ROMA – Non uscire di casa, per fare la spesa o una passeggiata, se non per motivi eccezionali. Evitare i luoghi affollati, ove possibile i mezzi pubblici e recarsi al centro clinico Sclerosi Multipla di riferimento solo in casi particolari come un trattamento infusionale o sospetto di attacco o insorgenza di eventi avversi gravi.

Questi alcuni suggerimenti per chi è colpito da sclerosi multipla in relazione all’emergenza legata al nuovo coronavirus contenuti in un documento della Federazione Internazionale delle Associazioni di sclerosi multipla che Aism, Associazione italiana sclerosi multipla, e Sin, Società Italiana di Neurologia, hanno poi declinato per lo specifico contesto italiano.

Tra le altre raccomandazioni vi è anche quella di affidare ai familiari o volontari Aism il ritiro del trattamento, in linea con il piano terapeutico e la consegna degli esami di monitoraggio e se possibile utilizzare alternative (ad esempio il telefono) agli appuntamenti medici di routine con il medico di famiglia o altri specialisti o altri operatori sanitari e sociali.

“È importante – rileva il presidente della Sin, Gioacchino Tedeschi – che i pazienti con sclerosi multipla e i loro caregiver rispettino le raccomandazioni suggerite e che facciano sempre riferimento al neurologo che li segue così come all’Aism per qualunque dubbio sulle terapie e sul proprio stato di salute, piuttosto che sulle procedure da seguire per diminuire il rischio di contagio”.

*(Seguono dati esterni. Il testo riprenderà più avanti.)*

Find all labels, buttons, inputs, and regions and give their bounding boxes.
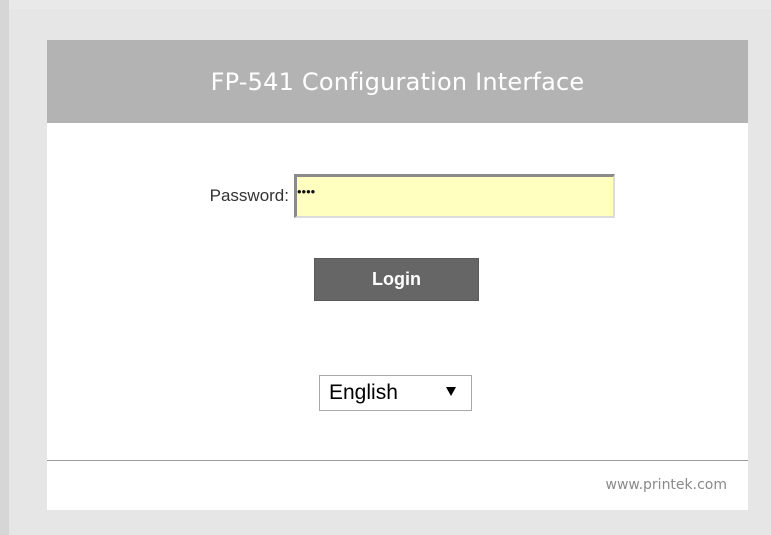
page-title: FP-541 Configuration Interface: [210, 67, 585, 96]
window-left-edge: [0, 0, 9, 535]
password-row: Password: ••••: [47, 174, 748, 218]
footer-divider: [47, 460, 748, 461]
window-top-edge: [9, 0, 771, 9]
footer-website-link[interactable]: www.printek.com: [606, 477, 727, 493]
login-panel: FP-541 Configuration Interface Password:…: [47, 40, 748, 510]
chevron-down-icon: [446, 387, 456, 396]
password-field[interactable]: ••••: [294, 174, 615, 218]
language-selected-value: English: [329, 381, 398, 404]
panel-header: FP-541 Configuration Interface: [47, 40, 748, 123]
login-button[interactable]: Login: [314, 258, 479, 301]
password-label: Password:: [209, 186, 289, 205]
language-select[interactable]: English: [319, 375, 472, 411]
password-masked-value: ••••: [297, 184, 316, 199]
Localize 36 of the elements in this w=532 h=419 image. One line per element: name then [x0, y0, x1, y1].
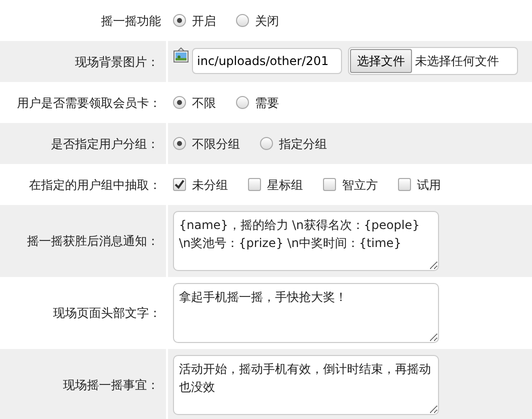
field-label: 摇一摇获胜后消息通知：: [27, 233, 159, 250]
option-label: 开启: [192, 12, 216, 30]
checkbox[interactable]: [398, 178, 411, 191]
field-label: 用户是否需要领取会员卡：: [17, 94, 161, 112]
text-area[interactable]: 拿起手机摇一摇，手快抢大奖！: [173, 283, 439, 343]
option-label: 智立方: [342, 176, 378, 194]
checkbox[interactable]: [323, 178, 336, 191]
field-label: 现场背景图片：: [75, 54, 159, 70]
field-label: 现场摇一摇事宜：: [63, 377, 159, 394]
radio-button[interactable]: [173, 137, 186, 150]
option-label: 不限分组: [192, 136, 240, 152]
field-label: 是否指定用户分组：: [51, 136, 159, 152]
radio-button[interactable]: [236, 96, 249, 109]
image-icon: [173, 47, 189, 63]
file-status-text: 未选择任何文件: [415, 53, 499, 70]
option-label: 星标组: [267, 176, 303, 194]
field-label: 摇一摇功能: [101, 12, 161, 30]
choose-file-button[interactable]: 选择文件: [350, 49, 412, 73]
option-label: 关闭: [255, 12, 279, 30]
option-label: 未分组: [192, 176, 228, 194]
field-label: 在指定的用户组中抽取：: [29, 176, 161, 194]
file-field[interactable]: 选择文件 未选择任何文件: [348, 47, 518, 75]
field-label: 现场页面头部文字：: [53, 305, 161, 322]
option-label: 指定分组: [279, 136, 327, 152]
option-label: 不限: [192, 94, 216, 112]
radio-button[interactable]: [173, 96, 186, 109]
text-area[interactable]: 活动开始，摇动手机有效，倒计时结束，再摇动也没效: [173, 355, 439, 415]
text-area[interactable]: {name}，摇的给力 \n获得名次：{people} \n奖池号：{prize} \n中奖时间：{time}: [173, 211, 439, 271]
checkbox[interactable]: [248, 178, 261, 191]
radio-button[interactable]: [236, 14, 249, 27]
path-field[interactable]: inc/uploads/other/201: [192, 48, 342, 74]
option-label: 试用: [417, 176, 441, 194]
checkbox[interactable]: [173, 178, 186, 191]
radio-button[interactable]: [173, 14, 186, 27]
option-label: 需要: [255, 94, 279, 112]
radio-button[interactable]: [260, 137, 273, 150]
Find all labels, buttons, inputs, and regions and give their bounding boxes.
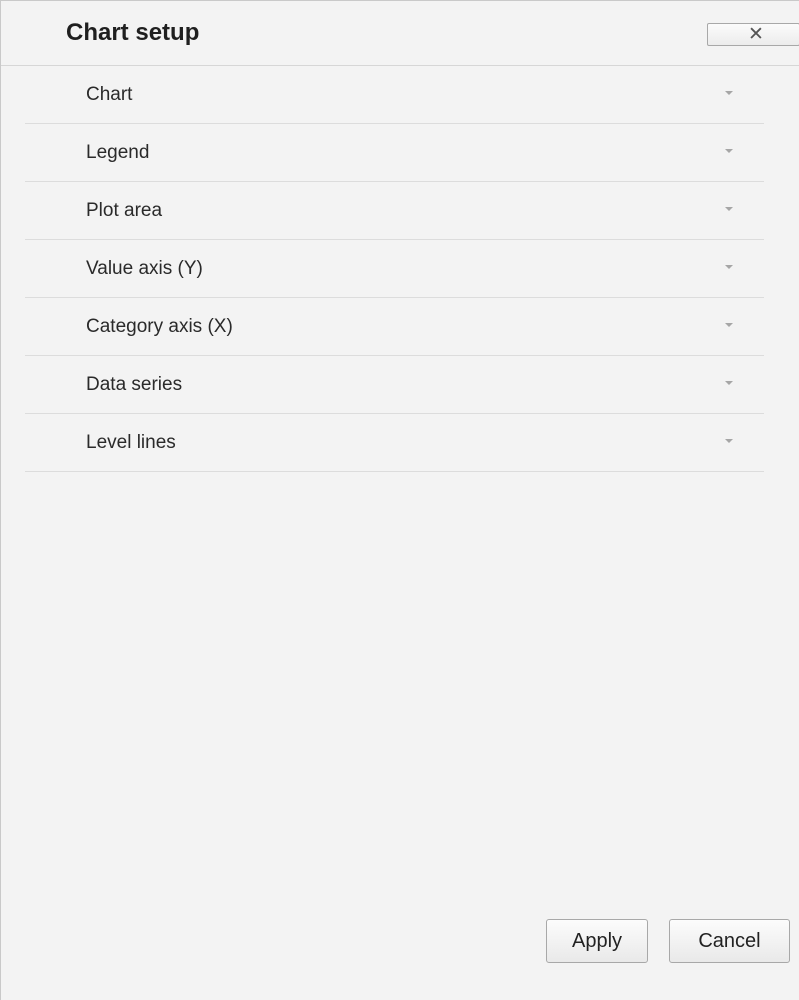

Vi sono consigli specifici per chi fa trattamenti modificanti la malattia, per chi è sottoposto a terapia aHSCT cioè a trattamento chemioterapico intensivo e per chi è in trattamento riabilitativo, che è possibile trovare su www.neuro.it e www.aism.it.

Alcuni trattamenti, come quello chemioterapico intensivo, possono richiedere un prolungamento dell’isolamento e altri tra quelli modificanti la malattia che possono ridurre le difese immunitarie, per i quali soprattutto se la cura deve essere ancora iniziata è possibile parlare con il medico, per capire se vi sono alternative possibili.